Everything about Arrow looked bad. It looked like Dallas with more archery and fistfights. Each trailer pretty much just reinforced that it was going to be a train wreck.

And there are some problems. But the pilot is much, much stronger than I expected, and the show itself has some genuine promise. There are spoilers underneath the jump, so the short answer is: Stream the pilot, make your own call, but overall, I found it to be a pleasant surprise.

It’s surprisingly dark, much more than I was expecting. Ollie Queen is not shy about breaking a thug’s neck or planting an arrow in somebody’s chest, but that’s really just the start of things. The end of the episode features Ollie’s father killing a man and blowing his own brains out just so his son will survive.

The show is anchored by Stephen Amell, who it must be said was not done justice in the previews.

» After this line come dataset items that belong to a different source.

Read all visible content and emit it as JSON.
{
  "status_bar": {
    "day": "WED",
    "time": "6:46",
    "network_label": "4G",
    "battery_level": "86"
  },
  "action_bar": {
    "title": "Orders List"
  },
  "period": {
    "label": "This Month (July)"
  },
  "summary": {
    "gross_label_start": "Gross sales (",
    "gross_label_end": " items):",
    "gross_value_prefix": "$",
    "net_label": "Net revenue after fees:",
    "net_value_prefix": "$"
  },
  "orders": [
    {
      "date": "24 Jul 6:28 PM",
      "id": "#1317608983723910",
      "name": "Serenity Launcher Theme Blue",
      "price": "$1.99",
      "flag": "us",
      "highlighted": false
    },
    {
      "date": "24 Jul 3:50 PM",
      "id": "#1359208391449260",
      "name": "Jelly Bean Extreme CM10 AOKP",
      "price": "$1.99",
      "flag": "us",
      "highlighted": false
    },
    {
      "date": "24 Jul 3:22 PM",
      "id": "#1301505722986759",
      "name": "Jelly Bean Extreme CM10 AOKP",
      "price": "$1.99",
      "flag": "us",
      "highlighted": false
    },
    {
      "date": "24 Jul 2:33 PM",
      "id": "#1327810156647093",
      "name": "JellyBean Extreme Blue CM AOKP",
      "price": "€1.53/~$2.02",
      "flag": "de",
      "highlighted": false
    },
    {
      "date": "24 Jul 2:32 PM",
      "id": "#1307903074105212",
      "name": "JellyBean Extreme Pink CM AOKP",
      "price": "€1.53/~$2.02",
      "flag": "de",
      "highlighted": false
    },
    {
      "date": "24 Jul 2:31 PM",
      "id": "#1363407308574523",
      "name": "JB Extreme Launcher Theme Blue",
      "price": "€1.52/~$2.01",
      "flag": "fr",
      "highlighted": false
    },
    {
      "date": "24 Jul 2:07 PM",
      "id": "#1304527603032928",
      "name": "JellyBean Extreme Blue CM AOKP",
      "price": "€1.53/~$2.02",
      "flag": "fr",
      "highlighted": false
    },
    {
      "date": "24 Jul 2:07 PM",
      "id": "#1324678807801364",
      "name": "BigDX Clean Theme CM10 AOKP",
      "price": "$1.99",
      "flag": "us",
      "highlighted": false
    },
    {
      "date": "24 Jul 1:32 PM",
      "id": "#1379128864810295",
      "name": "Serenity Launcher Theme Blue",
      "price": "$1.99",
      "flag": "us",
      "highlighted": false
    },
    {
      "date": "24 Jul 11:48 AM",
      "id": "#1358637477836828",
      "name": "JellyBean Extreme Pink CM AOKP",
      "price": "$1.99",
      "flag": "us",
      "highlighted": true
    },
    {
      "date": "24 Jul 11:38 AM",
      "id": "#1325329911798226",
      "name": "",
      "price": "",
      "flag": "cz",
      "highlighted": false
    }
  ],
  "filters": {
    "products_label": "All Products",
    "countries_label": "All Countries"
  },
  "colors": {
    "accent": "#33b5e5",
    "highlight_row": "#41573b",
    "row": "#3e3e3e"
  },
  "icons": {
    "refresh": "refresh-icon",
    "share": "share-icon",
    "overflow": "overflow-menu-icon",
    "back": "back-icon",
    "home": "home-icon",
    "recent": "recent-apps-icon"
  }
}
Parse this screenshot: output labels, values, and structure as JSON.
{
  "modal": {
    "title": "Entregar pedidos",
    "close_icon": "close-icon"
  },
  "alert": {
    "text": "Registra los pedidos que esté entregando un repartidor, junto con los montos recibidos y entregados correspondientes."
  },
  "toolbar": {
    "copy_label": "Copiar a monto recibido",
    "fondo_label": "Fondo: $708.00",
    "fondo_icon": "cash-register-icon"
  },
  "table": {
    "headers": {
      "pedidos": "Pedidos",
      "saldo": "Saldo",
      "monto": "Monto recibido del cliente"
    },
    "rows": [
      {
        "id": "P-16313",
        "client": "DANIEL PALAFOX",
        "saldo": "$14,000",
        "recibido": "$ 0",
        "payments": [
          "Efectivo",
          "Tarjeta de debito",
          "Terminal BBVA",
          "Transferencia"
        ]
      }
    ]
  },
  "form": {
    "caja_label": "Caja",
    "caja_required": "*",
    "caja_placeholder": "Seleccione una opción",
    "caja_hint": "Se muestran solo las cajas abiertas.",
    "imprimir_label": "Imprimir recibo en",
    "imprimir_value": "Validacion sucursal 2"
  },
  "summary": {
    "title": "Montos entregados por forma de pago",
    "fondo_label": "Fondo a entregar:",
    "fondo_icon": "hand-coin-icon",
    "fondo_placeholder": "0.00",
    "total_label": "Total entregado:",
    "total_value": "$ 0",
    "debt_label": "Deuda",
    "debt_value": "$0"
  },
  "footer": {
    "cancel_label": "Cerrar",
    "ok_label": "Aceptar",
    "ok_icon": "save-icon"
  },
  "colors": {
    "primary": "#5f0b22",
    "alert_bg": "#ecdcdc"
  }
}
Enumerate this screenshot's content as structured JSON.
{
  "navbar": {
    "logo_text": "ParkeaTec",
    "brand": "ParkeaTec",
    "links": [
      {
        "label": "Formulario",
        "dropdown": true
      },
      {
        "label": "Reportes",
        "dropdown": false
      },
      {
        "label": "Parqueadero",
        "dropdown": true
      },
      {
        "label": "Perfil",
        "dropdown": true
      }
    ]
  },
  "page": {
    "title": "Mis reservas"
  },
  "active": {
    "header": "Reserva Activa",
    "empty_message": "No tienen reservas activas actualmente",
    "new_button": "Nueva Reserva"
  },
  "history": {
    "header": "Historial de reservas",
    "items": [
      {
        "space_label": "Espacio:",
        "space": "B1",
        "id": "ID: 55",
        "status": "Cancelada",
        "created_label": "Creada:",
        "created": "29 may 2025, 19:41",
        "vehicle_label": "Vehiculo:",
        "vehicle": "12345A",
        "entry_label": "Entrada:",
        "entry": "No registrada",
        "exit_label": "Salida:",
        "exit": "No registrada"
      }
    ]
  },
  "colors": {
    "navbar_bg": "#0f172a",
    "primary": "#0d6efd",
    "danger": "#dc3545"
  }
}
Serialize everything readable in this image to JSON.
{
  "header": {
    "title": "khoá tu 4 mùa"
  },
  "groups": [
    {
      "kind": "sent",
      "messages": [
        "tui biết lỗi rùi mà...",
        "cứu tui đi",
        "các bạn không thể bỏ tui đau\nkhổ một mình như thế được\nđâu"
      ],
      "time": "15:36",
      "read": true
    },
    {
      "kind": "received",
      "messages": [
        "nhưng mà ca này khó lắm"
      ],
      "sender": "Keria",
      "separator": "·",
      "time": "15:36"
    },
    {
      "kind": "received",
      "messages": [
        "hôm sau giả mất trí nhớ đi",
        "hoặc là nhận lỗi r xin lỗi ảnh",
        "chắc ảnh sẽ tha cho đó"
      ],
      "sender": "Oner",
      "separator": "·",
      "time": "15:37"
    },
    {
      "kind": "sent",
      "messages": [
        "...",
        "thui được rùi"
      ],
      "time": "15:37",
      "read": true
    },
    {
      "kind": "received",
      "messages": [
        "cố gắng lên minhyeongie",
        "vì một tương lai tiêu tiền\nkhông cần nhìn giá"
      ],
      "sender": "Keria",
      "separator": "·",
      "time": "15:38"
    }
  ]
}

Amell has been toiling in TV bit parts for years and has real talent, and actually between himself, Paul Blackthorne (who plays a Starling City detective and will be the Captain Stacy of this particular story), and David Ramsey, who brings a quiet comedy to his short amount of screen time, they manage to elevate the material quite a bit. He manages to sell both Ollie as a badass and Ollie as a person with actual feelings.

Which brings us to the two possible problems in the show. First of all, the dialogue on this show ranges from the clumsy and exposition-laden, to the cliched, to the terrible. Everybody in Starling City apparently likes to recount, in detail, things they already know to other people who already know it. The characterization outside of Ollie ranges from cartoonish to flat; when his drug-snorting kid sister whines about how nobody was there for her when Ollie “died”, and by “died” we mean “was stuck on an island where every day was a struggle for survival for five straight years”, you just want him to slap her.

This is manifest most in Tommy Merlin, who is written to be a douche, and, well, that’s it. Colin Donnell isn’t really asked to do much more than be incredibly irritating, and the end result is a character you’ll want to be a pincushion before his first minute of screentime is up. Similarly, you won’t give a crap about Ollie’s romantic life, because you don’t get why he’s even interested in the woman he’s pining for.

That said, the show can be both thrilling and funny. Basically, whenever the characters stop talking and actually start doing things, the show takes off.

It sounds like I’m down on the show, but I’m not. I’m watching the next episode. I’m actually interested and excited to see the next episode. Of a show. On the CW.

I’m even more surprised about that than you.